Debt collectors are turning to increasingly aggressive and sometimes illegal tactics to collect money owed. As the economy continues to recover, the Federal Trade Commission (FTC) has ramped up efforts to crack down on these activities and inform consumers of their rights.
Household debt sits at $13.2 trillion. With such a bounty at stake, "debt collection complaints have been on the rise in recent years," reports Betsy Lordan, an FTC public affairs specialist.
Illegal practices include companies harassing consumers, threats of litigation or jail time, and demanding larger payments than the law allows. More recently, collectors are targeting people without debt.
Countering illegal acts
"More debt is being sold to debt buyers," says Tom Pahl, assistant director at the FTC's division of financial practices. "When that happens, accuracy of information isn't being passed down the line. The wrong consumers are being contacted or they have no factual basis for the amount of money they are trying to collect."
The agency has sued more than 30 collection companies for violating the law, banning some from the business, and making them pay steep penalties. To promote these cases, the FTC uses a multi-pronged strategy.
Every news release the FTC issues on debtor rights includes links to consumer education sites such as personal finance site Money Matters, or to a frequently-asked-questions page about consumer rights.
When the FTC believes a big portion of consumers being victimized in a case are Hispanic, it translates and releases a Spanish version of the document. Other languages are being considered.
To make it easier to gain media coverage, the agency has a resources page for debt collection reporters that houses news releases, reports, workshop information, congressional testimony and tweets related to consumer debt issues.
As for social media, the FTC does outreach to bloggers, tweeters, and on Facebook. Tweets are also bilingual.
The most effective outreach has been when the news releases generate earned media coverage. "The notion really hits home with consumers when they see the agency going after a debt collector who has targeted people like themselves," says Pahl.
Learning from other crises
The FTC's current efforts remind Stan Collender, a partner at Qorvis Communications, about the work done by the mortgage lending community when its crisis first hit in 2008.
His firm represented Hope Now Alliance, a group established by lenders and others to help consumers understand that lenders were on their side. The key to its ultimate success was that the firm helped change the conversations happening in the media. For instance, the alliance would release the amount of homes saved from foreclosure.
"Our headline each month is about solutions offered rather than foreclosure data," says Faith Schwartz, executive director of the alliance. "Our message is about staying accountable and transparent."
Despite its efforts, some in the PR industry feel the FTC hasn't gone far enough to promote debtor rights.

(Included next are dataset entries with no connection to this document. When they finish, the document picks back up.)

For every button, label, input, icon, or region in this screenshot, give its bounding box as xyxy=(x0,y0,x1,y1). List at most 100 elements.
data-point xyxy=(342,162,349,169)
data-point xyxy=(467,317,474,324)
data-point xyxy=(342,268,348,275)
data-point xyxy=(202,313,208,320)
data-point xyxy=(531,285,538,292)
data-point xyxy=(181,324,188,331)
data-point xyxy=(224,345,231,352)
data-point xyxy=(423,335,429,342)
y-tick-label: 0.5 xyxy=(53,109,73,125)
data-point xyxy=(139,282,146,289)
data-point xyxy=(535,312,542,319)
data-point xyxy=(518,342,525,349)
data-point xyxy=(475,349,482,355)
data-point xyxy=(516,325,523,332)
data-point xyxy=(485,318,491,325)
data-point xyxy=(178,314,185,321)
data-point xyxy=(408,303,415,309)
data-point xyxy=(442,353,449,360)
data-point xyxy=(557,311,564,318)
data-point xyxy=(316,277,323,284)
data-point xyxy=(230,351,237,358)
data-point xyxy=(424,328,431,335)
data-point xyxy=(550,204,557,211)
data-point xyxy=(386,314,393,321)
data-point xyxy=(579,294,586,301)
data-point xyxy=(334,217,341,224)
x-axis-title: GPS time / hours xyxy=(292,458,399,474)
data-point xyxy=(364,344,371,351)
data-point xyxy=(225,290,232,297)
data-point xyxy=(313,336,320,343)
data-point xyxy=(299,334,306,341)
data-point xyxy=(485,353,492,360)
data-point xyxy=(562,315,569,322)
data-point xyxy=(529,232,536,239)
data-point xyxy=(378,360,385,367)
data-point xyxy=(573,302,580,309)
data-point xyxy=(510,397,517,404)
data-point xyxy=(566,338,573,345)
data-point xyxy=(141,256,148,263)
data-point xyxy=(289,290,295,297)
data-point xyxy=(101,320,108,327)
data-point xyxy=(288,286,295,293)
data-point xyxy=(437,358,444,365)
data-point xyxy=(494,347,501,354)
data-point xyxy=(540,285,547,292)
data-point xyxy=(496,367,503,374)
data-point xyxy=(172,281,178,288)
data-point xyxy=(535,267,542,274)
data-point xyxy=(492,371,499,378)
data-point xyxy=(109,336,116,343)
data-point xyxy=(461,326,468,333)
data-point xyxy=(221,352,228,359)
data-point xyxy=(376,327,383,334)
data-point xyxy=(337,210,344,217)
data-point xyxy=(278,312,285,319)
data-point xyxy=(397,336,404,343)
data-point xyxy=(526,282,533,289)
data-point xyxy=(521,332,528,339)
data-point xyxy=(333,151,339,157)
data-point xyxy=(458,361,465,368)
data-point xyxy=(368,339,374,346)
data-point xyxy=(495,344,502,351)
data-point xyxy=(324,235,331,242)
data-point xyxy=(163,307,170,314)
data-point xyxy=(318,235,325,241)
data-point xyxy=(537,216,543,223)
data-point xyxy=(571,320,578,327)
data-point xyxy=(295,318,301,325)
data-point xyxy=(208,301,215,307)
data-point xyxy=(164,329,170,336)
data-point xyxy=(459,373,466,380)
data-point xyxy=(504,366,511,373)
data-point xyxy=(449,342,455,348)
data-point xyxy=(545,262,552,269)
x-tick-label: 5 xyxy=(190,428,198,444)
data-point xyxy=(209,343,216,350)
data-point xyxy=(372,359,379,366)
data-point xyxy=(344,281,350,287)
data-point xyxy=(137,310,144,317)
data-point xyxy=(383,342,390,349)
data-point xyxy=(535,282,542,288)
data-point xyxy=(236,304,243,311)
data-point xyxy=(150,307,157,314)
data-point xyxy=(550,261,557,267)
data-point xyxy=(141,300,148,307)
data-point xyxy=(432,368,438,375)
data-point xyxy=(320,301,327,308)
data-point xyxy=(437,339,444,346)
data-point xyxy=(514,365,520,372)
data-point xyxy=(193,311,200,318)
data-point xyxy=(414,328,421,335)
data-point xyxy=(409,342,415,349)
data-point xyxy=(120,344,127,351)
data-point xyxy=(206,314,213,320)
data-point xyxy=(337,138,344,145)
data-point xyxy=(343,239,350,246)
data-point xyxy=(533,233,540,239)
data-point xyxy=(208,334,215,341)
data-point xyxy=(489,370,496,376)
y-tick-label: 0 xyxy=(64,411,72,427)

"The FTC doesn't do a good job of publicizing its website," says Mary Reed, founder of MRPR, an Austin, TX-based firm. "These days, people are so busy you need a balanced, continuous media strategy."
Reed has cofounded a site, debtcollectionanswers.com, with finance guru Gerri Detweiler. Reed's dogged media outreach strategy has gotten the site coverage on MSN, ABC News, and in US News & World Report. The site, which is also promoted via a blog and Twitter, is constantly updated to ensure high place-ment on Google searches.
The FTC hasn't felt the need to launch a formal campaign when it comes to debt issues because "it is continually alerting consumers about their rights with regard to a myriad of consumer protection issues," notes Lordan.
Advocacy group Consumer Action promotes its efforts through various newsletters, as well as through events organized with more than 8,000 community partners including the Northern Virginia Urban League and China Town Legal Aid. Social media and lobbying also play a part in its strategy.
"When you are struggling and dealing with debt, it's even more important that you are informed so that you don't continue to slide down financially," says Michelle De Mooy, senior associate of national priorities at Consumer Action.
Stan Collender, partner at Qorvis Communications, admits reaching those in debt isn't easy.
"The hardest thing about communicating in such a case," he explains, "is that the people you need to communicate with - the borrowers - often are doing everything possible to avoid dealing with the situation."